In a response to questions about what the Del Cerro Action Council is, how long it has been operating, and what they accomplished, the following information is provided:
The Del Cerro Action Council (DCAC) was stablished in 1999 when several mothers were tired of speeding cars on Madra Avenue and wanted to have a forum to share ideas and connect with the City of San Diego and other agencies on how to improve the quality of Del Cerro.
They established the purpose of DCAC to increase the cohesion of the Del Cerro Community by promoting and providing its civic, cultural, social, educational and recreational development and improvement, to serve as a clearinghouse to the community, City of San Diego and county and state agencies, as appropriate and to provide leadership to guide the community. Since then a few of DCAC’s accomplishments:
- Worked with the city to put in stop signs at Madra and Crystalaire and other locations.
- White lines on Del Cerro Boulevard and other streets to help reduce speeding in the neighborhood.
- Worked with Council member Jim Madaffer to secure some funding from the City to help upgrade the playground in the Princess Del Cerro Park. DCAC spearheaded a community fundraising drive to add to the funding from the city. This included selling memorial bricks which are in front of the playground.

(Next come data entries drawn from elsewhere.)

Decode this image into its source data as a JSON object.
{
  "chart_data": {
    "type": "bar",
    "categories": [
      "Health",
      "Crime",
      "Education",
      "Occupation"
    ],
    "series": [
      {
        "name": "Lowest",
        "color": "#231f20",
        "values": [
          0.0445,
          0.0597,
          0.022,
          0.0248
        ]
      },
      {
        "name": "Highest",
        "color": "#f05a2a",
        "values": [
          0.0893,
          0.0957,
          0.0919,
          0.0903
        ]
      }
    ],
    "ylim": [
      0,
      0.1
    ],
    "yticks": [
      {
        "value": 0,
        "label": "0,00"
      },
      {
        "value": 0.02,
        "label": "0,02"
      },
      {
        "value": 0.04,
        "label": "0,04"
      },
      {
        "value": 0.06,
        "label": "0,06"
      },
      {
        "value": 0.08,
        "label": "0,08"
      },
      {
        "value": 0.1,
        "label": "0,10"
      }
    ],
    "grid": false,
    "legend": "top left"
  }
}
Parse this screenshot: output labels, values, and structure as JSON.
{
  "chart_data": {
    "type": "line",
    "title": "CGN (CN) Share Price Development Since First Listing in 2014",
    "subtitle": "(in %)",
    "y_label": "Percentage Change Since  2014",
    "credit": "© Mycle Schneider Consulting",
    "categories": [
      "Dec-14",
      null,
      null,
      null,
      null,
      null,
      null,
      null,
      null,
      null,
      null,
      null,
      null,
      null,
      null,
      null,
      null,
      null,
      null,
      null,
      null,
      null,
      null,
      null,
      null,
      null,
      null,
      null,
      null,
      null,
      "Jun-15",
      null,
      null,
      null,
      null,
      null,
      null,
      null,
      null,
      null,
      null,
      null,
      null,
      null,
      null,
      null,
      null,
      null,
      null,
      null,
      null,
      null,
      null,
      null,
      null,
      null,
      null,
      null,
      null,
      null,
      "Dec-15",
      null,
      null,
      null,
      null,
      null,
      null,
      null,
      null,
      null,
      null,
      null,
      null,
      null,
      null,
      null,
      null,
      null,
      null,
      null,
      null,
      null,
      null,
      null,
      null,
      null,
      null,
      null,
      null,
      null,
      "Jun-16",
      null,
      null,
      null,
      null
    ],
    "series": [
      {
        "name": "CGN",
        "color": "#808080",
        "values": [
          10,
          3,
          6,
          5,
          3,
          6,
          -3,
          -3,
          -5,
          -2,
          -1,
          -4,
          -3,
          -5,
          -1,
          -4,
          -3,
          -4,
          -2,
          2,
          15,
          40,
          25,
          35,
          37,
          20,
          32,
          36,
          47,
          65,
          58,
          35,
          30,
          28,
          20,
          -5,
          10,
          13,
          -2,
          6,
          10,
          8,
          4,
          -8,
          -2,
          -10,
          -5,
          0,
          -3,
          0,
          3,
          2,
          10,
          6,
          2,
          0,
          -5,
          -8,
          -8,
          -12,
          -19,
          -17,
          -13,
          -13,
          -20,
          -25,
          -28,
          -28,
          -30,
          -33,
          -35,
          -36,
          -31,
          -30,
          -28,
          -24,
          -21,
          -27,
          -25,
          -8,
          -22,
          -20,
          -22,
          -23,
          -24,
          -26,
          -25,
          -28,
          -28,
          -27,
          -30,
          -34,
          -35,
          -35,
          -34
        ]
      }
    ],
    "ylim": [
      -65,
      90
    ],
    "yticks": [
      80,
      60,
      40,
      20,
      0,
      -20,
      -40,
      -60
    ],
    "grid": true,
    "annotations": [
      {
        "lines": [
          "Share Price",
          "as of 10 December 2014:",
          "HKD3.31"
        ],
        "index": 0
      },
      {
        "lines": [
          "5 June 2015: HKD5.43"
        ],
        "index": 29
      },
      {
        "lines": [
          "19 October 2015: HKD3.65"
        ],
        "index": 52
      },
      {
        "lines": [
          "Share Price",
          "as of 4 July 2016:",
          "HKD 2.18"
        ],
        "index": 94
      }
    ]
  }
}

- DCAC organized and assisted in community clean-ups on Del Cerro Boulevard, Navajo Canyon and Adobe Falls.
- Worked directly with Council member Jim Madaffer to for a new “Welcome to Del Cerro” community sign which is located on the College Avenue median just north of I-8. The sign design was approved by the city and then implemented by Council member Madaffer throughout other District 7 communities.
- Worked with SDSU to install no trespassing signs for Adobe Falls.

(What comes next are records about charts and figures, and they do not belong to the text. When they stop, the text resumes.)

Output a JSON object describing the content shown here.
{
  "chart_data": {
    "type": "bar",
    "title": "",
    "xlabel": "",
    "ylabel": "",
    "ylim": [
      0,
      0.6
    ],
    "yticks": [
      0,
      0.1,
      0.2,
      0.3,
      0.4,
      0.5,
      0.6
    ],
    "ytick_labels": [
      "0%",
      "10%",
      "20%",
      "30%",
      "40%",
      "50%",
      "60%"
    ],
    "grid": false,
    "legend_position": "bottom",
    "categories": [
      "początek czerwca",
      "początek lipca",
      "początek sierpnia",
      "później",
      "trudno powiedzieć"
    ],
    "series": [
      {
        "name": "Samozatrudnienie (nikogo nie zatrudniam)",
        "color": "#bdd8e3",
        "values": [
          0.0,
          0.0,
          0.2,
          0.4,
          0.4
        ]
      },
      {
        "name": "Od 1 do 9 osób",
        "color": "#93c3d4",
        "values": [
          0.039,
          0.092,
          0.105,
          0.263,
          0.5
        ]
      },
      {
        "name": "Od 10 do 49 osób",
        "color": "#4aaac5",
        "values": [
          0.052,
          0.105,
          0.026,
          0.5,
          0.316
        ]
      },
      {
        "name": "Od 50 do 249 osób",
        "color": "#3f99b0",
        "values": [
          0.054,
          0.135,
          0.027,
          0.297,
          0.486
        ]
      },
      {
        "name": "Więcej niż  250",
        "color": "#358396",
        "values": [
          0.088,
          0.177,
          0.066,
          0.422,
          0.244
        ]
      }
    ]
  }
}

- Successfully fought SDSU regarding the proposed 540 housing units they wanted to construct on their 38 acres surrounding Adobe Falls.
- DCAC continues providing numerous community updates on topics from recycling to water and sewer upgrades, underground utilities, 2020 census, canyon brushfire prevention, and quarterly reports from our police community relations officer, as well as local and state elected representatives and from the Director of Government and Community Relations for SDSU.

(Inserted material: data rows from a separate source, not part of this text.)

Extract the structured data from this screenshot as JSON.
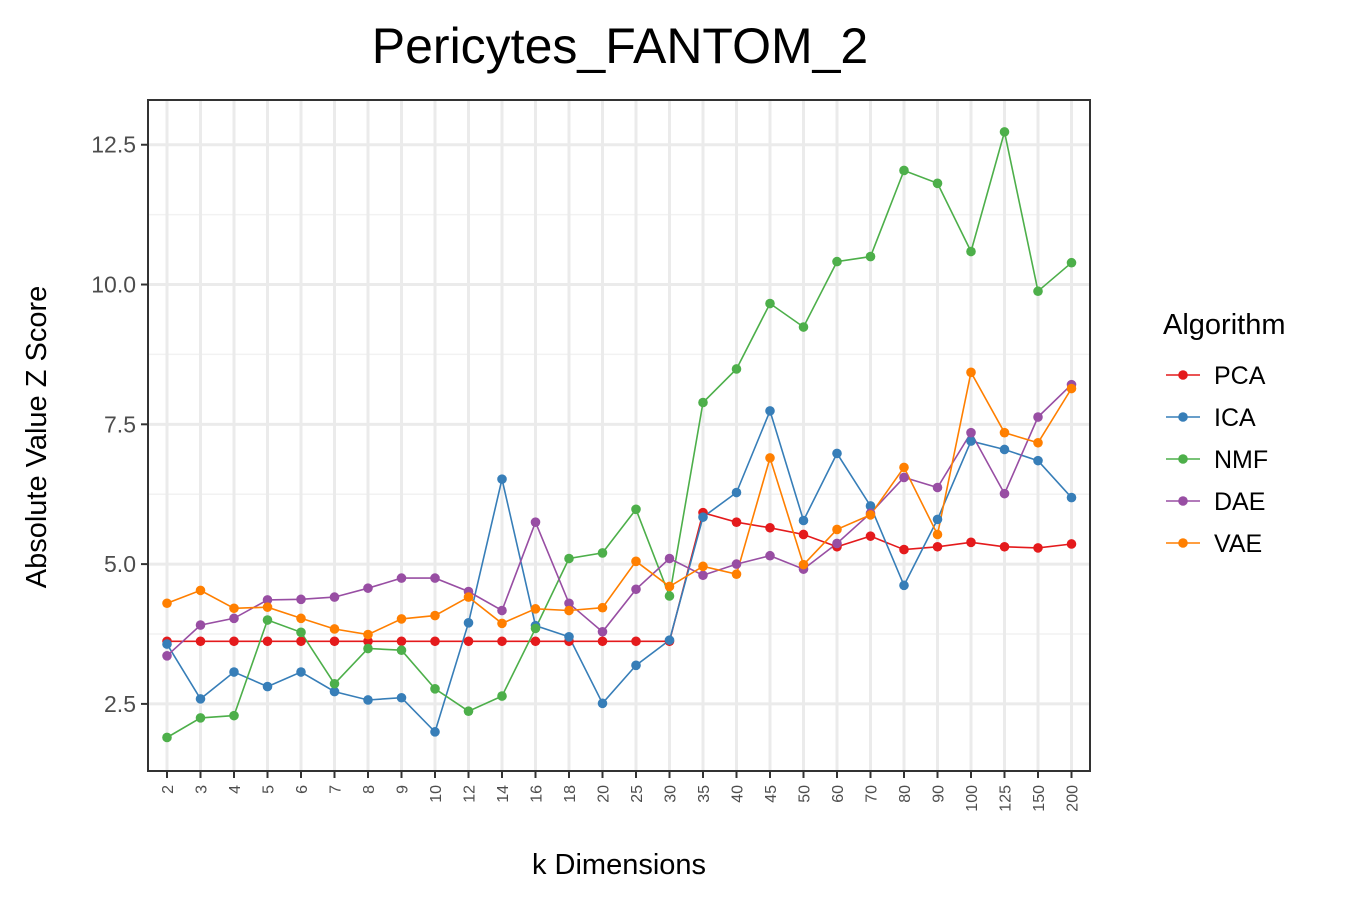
{
  "chart_data": {
    "type": "line",
    "title": "Pericytes_FANTOM_2",
    "xlabel": "k Dimensions",
    "ylabel": "Absolute Value Z Score",
    "categories": [
      "2",
      "3",
      "4",
      "5",
      "6",
      "7",
      "8",
      "9",
      "10",
      "12",
      "14",
      "16",
      "18",
      "20",
      "25",
      "30",
      "35",
      "40",
      "45",
      "50",
      "60",
      "70",
      "80",
      "90",
      "100",
      "125",
      "150",
      "200"
    ],
    "y_ticks": [
      "2.5",
      "5.0",
      "7.5",
      "10.0",
      "12.5"
    ],
    "ylim": [
      1.3,
      13.3
    ],
    "grid": true,
    "legend_title": "Algorithm",
    "legend_position": "right",
    "series": [
      {
        "name": "PCA",
        "color": "#e41a1c",
        "values": [
          3.62,
          3.62,
          3.62,
          3.62,
          3.62,
          3.62,
          3.62,
          3.62,
          3.62,
          3.62,
          3.62,
          3.62,
          3.62,
          3.62,
          3.62,
          3.62,
          5.92,
          5.75,
          5.65,
          5.53,
          5.31,
          5.5,
          5.26,
          5.31,
          5.39,
          5.31,
          5.29,
          5.36
        ]
      },
      {
        "name": "ICA",
        "color": "#377eb8",
        "values": [
          3.57,
          2.59,
          3.07,
          2.81,
          3.07,
          2.72,
          2.57,
          2.61,
          2.0,
          3.95,
          6.52,
          3.9,
          3.7,
          2.51,
          3.19,
          3.64,
          5.84,
          6.28,
          7.74,
          5.78,
          6.98,
          6.04,
          4.62,
          5.8,
          7.2,
          7.05,
          6.85,
          6.19
        ]
      },
      {
        "name": "NMF",
        "color": "#4daf4a",
        "values": [
          1.9,
          2.25,
          2.29,
          4.0,
          3.78,
          2.86,
          3.49,
          3.46,
          2.77,
          2.37,
          2.64,
          3.85,
          5.1,
          5.2,
          5.98,
          4.43,
          7.89,
          8.49,
          9.66,
          9.24,
          10.41,
          10.5,
          12.04,
          11.81,
          10.59,
          12.73,
          9.88,
          10.39
        ]
      },
      {
        "name": "DAE",
        "color": "#984ea3",
        "values": [
          3.36,
          3.91,
          4.03,
          4.36,
          4.37,
          4.41,
          4.57,
          4.75,
          4.75,
          4.51,
          4.17,
          5.75,
          4.3,
          3.79,
          4.55,
          5.1,
          4.8,
          5.0,
          5.15,
          4.91,
          5.37,
          5.91,
          6.55,
          6.37,
          7.35,
          6.26,
          7.63,
          8.21
        ]
      },
      {
        "name": "VAE",
        "color": "#ff7f00",
        "values": [
          4.3,
          4.53,
          4.21,
          4.23,
          4.03,
          3.84,
          3.74,
          4.02,
          4.08,
          4.41,
          3.94,
          4.2,
          4.17,
          4.22,
          5.05,
          4.6,
          4.96,
          4.82,
          6.9,
          4.99,
          5.62,
          5.88,
          6.73,
          5.53,
          8.43,
          7.35,
          7.17,
          8.14
        ]
      }
    ]
  }
}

For many years, DCAC met on a monthly basis, with the exception of December. In recent years, DCAC moved to quarterly meetings. With the reemergence of a possible Maintenance Assessment District for Del Cerro, and assuming it would be decided by the residents within year, DCAC ceased collecting funds for membership.
Our points of communication have been monthly articles in the Mission Times Courier which is delivered to most residences throughout the Navajo Community and is also available online. Information is posted on the website at delcerroactioncouncil.org. Community reports are also presented at the monthly meetings of the Navajo Community Planners, Inc.
Mark Rawlins, who has been involved with DCAC in one capacity or another for many years will not be running for any open position and will be stepping down. He has retired and is moving out of state.
Officer elections are conducted at the April meeting which is scheduled for April 22. An update will be published in the March issue of the Mission Times Courier and posted on the delcerroactioncouncil.org website.
Regarding the All Peoples Church (APC), there are still three outstanding, and crucial reports due from the city: The environmental report (the public will have 30 days to respond to a Mitigated Negative Declaration and 45 days to respond if the city issues an Environmental Impact Report); the traffic report; and an additional cycles report from the Planning Department.
The city still has some outstanding issues on the project. It is our understanding the APC will be submitting their response to the city’s concerns about the middle of the month. The city will then review the submittal and issue a cycles report. We should anticipate the traffic report will be issued about the same time as the cycles report and shortly after the environmental report should be released for public comment.
Once all the information is available there will be a Zoom meeting for Del Cerro resident to discuss the pros and cons of the project. All concerns and support will then be given to the Navajo Community Planners (NCPI) when the APC project is an action item for NCPI. Please note, there is always an opportunity for public comment when the project is an action item at NCPI, the Planning Commission and City Council.